The first motivation of our work was to improve the fitting of a two-compartment model that accounts for CSF contamination. By adding an informative prior on the CSF volume fraction, we were able to prevent the model from fitting a CSF compartment in deep white matter. As a result, the micro-structural properties estimated in the tissue are not biased either by the MD prior or by the presence of a spurious CSF compartment. Secondly, the CSF PVF prior enables us to relax the prior on the MD. We showed that the extra information provided by the RF reduces the bias on the MD estimated by the model in areas where partial volume effects are present. We note that our work could easily be extended to a more complex diffusion model with a CSF compartment, such as NODDI [16], or models with a GM compartment, such as multi-tissue spherical deconvolution [8].

Implications for the Future.

The analysis of diffusion data was until recently exclusively based on an explicit model that often require advanced diffusion acquisition protocols.
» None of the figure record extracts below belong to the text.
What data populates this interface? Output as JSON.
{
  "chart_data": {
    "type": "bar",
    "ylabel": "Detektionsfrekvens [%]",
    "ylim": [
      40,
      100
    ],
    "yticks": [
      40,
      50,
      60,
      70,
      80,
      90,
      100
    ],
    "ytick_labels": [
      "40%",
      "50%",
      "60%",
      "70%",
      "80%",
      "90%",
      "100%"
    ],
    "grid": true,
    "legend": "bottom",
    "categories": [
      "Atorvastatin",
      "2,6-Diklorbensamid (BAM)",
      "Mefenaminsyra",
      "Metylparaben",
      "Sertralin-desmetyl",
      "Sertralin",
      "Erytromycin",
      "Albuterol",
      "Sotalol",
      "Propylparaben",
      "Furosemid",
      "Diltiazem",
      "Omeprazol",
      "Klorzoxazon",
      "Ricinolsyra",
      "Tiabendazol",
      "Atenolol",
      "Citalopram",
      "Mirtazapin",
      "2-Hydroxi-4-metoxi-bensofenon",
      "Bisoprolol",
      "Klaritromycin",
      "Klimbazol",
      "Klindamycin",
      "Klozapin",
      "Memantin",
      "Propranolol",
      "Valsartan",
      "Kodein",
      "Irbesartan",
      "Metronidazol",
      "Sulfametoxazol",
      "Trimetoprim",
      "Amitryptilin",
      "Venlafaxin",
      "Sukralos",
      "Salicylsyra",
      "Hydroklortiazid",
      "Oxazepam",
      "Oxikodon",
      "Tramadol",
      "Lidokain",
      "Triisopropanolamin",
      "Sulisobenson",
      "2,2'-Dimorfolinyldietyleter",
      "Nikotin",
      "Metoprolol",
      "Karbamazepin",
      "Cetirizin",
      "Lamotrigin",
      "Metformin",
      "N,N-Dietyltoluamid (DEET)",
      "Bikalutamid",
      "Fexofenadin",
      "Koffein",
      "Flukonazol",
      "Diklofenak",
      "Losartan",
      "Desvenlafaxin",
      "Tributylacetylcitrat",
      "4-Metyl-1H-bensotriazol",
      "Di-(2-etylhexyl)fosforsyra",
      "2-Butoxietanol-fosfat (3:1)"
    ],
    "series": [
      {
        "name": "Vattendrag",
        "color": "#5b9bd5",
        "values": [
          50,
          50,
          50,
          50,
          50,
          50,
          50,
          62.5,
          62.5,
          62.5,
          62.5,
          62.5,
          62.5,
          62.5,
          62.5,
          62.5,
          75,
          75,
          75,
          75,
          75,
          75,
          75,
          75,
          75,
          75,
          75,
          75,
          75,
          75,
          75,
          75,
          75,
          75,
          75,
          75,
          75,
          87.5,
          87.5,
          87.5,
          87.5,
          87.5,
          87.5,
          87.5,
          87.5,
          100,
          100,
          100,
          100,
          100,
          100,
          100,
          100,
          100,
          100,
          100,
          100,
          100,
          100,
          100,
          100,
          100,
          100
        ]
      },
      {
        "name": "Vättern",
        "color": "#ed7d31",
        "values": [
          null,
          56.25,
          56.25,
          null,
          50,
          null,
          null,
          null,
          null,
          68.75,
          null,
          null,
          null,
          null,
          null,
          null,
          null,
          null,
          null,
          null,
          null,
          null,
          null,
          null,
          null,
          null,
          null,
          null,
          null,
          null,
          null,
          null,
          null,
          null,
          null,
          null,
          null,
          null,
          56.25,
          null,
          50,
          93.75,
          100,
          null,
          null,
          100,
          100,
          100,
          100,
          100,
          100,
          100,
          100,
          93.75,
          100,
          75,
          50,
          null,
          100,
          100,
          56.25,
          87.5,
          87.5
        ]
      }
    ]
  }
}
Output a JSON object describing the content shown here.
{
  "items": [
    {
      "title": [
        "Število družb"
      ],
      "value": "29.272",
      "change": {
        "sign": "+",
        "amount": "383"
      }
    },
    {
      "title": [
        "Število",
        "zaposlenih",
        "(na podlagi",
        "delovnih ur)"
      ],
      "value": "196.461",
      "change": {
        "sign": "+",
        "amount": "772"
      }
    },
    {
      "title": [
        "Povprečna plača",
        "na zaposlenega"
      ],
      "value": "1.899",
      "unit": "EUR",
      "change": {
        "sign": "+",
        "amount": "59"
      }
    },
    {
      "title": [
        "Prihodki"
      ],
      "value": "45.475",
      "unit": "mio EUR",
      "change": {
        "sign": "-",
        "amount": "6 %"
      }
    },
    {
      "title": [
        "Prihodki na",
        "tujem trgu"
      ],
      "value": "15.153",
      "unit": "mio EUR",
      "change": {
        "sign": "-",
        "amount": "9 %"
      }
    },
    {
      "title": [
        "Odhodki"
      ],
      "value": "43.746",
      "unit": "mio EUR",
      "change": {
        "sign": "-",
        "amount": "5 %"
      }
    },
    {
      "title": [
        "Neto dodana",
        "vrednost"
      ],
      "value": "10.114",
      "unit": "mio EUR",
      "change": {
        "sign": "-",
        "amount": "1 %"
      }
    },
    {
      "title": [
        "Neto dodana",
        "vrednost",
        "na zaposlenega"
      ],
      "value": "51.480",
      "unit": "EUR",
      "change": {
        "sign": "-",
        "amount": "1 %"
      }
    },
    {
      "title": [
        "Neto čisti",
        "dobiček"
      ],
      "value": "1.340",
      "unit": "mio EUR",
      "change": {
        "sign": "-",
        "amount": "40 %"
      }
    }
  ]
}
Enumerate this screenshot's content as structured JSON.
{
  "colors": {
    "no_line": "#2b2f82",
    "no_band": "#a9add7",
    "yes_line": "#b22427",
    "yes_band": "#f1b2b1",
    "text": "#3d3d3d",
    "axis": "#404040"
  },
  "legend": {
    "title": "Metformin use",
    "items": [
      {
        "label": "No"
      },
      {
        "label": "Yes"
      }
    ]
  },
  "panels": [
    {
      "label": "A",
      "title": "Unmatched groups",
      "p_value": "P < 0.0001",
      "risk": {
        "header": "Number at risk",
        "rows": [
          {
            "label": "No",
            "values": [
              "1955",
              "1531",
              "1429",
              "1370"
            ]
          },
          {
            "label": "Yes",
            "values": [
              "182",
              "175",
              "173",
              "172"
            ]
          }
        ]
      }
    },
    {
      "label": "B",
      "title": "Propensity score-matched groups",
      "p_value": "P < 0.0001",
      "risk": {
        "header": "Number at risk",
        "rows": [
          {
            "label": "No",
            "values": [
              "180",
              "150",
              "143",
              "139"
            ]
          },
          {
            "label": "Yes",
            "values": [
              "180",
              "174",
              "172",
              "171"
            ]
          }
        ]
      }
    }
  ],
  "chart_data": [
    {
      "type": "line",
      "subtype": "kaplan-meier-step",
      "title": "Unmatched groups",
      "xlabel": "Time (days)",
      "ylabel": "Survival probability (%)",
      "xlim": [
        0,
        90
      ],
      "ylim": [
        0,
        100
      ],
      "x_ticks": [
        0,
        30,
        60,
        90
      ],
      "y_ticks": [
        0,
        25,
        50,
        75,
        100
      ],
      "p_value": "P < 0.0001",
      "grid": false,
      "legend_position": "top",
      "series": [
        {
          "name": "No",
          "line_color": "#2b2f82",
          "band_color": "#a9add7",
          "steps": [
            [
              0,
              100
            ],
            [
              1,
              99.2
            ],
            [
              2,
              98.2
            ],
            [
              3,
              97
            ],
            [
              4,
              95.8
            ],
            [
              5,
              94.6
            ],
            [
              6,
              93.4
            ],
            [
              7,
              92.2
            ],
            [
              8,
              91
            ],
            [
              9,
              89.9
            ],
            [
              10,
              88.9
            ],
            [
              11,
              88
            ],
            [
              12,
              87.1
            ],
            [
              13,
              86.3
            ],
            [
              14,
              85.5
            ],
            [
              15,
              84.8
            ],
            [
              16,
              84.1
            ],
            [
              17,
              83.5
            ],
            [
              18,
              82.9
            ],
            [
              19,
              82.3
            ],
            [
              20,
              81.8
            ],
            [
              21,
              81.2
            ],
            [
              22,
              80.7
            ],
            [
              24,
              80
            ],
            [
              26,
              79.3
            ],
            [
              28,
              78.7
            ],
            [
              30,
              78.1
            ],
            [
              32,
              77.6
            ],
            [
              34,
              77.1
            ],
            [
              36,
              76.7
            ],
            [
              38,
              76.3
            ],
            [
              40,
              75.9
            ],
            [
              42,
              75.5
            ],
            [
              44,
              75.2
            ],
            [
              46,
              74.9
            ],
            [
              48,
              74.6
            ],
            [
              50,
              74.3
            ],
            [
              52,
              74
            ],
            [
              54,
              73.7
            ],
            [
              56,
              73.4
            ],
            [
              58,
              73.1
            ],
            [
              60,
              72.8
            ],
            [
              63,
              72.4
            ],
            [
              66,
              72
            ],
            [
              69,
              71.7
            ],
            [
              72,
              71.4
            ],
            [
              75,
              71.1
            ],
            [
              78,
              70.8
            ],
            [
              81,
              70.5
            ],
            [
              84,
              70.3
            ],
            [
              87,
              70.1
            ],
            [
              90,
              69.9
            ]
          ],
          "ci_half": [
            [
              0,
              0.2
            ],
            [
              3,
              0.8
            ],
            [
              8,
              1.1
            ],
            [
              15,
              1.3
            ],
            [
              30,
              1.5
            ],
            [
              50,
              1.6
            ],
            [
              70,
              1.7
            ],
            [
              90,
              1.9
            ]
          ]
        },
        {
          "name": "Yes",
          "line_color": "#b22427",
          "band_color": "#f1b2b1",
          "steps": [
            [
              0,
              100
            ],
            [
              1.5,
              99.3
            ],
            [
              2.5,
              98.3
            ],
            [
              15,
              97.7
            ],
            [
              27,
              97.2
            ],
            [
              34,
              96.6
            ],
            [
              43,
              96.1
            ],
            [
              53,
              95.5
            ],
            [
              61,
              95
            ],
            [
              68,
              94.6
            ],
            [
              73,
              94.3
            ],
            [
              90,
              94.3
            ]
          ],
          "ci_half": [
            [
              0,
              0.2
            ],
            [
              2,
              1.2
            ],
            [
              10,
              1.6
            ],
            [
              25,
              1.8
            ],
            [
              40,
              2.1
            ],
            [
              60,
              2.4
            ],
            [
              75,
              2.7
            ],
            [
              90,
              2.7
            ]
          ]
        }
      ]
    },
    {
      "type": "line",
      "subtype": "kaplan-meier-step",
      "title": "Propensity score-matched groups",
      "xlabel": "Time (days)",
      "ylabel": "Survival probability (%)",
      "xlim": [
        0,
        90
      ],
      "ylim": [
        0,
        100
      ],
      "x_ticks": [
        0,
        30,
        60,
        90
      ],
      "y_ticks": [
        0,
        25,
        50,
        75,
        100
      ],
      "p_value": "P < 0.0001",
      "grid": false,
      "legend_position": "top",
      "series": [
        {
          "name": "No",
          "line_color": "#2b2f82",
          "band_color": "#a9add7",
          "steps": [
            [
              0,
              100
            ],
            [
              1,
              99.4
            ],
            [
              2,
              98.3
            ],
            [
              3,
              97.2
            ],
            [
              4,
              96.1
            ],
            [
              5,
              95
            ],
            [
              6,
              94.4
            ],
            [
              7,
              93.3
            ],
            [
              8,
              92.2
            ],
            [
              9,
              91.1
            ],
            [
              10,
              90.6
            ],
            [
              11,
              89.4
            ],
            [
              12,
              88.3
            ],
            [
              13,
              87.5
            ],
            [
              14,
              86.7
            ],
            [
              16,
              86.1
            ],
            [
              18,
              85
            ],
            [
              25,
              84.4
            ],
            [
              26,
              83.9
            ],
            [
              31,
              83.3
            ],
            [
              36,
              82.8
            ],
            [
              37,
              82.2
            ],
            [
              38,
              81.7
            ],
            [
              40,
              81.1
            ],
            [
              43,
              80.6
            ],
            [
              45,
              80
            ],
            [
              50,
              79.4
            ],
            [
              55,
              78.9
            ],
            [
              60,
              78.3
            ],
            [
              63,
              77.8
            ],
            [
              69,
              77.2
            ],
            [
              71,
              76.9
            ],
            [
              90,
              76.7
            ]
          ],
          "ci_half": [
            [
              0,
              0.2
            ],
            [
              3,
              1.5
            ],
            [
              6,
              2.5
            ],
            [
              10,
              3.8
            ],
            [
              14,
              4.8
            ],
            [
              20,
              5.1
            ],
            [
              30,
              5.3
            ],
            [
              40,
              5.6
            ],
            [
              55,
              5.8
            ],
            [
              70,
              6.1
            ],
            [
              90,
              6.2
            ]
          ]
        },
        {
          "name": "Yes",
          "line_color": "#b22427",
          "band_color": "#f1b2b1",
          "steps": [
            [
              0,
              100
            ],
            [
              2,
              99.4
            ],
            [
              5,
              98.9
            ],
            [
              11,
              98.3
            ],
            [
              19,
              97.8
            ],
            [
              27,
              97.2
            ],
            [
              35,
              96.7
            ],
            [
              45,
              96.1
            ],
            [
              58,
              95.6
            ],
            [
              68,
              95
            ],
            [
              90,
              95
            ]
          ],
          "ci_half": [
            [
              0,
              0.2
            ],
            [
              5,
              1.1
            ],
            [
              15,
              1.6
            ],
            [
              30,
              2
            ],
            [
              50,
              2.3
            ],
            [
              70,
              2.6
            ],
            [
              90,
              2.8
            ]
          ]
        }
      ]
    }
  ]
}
Our results showed that a machine learning approach can provide extra-information that is useful for solving ill-posed problems. A corollary is that the diffusion data contains redundant information. It was indeed demonstrated that a machine learning approach (neural networks) can reduce the amount of data needed to fit NODDI model by a factor of 12 [6]. In another study, it was shown that using an ML based approach can infer NODDI micro-structural parameters more accurately than a direct fitting on the data [13]. They showed that their method is robust to mesoscopic changes of the white matter (i.e., the geometric padding of the fibres).

5 Conclusion

In this work, we showed the potential of ML approaches to retrieve quantities from the diffusion data that cannot be derived with an explicit model. Our experiments were limited to one test subject, as inversion recovery DWI data is uncommon in larger dataset. Finally, on top of ensuring anatomical accuracy, our method also provides useful information that allows to retrieve unbiased tensor indices throughout the entire WM.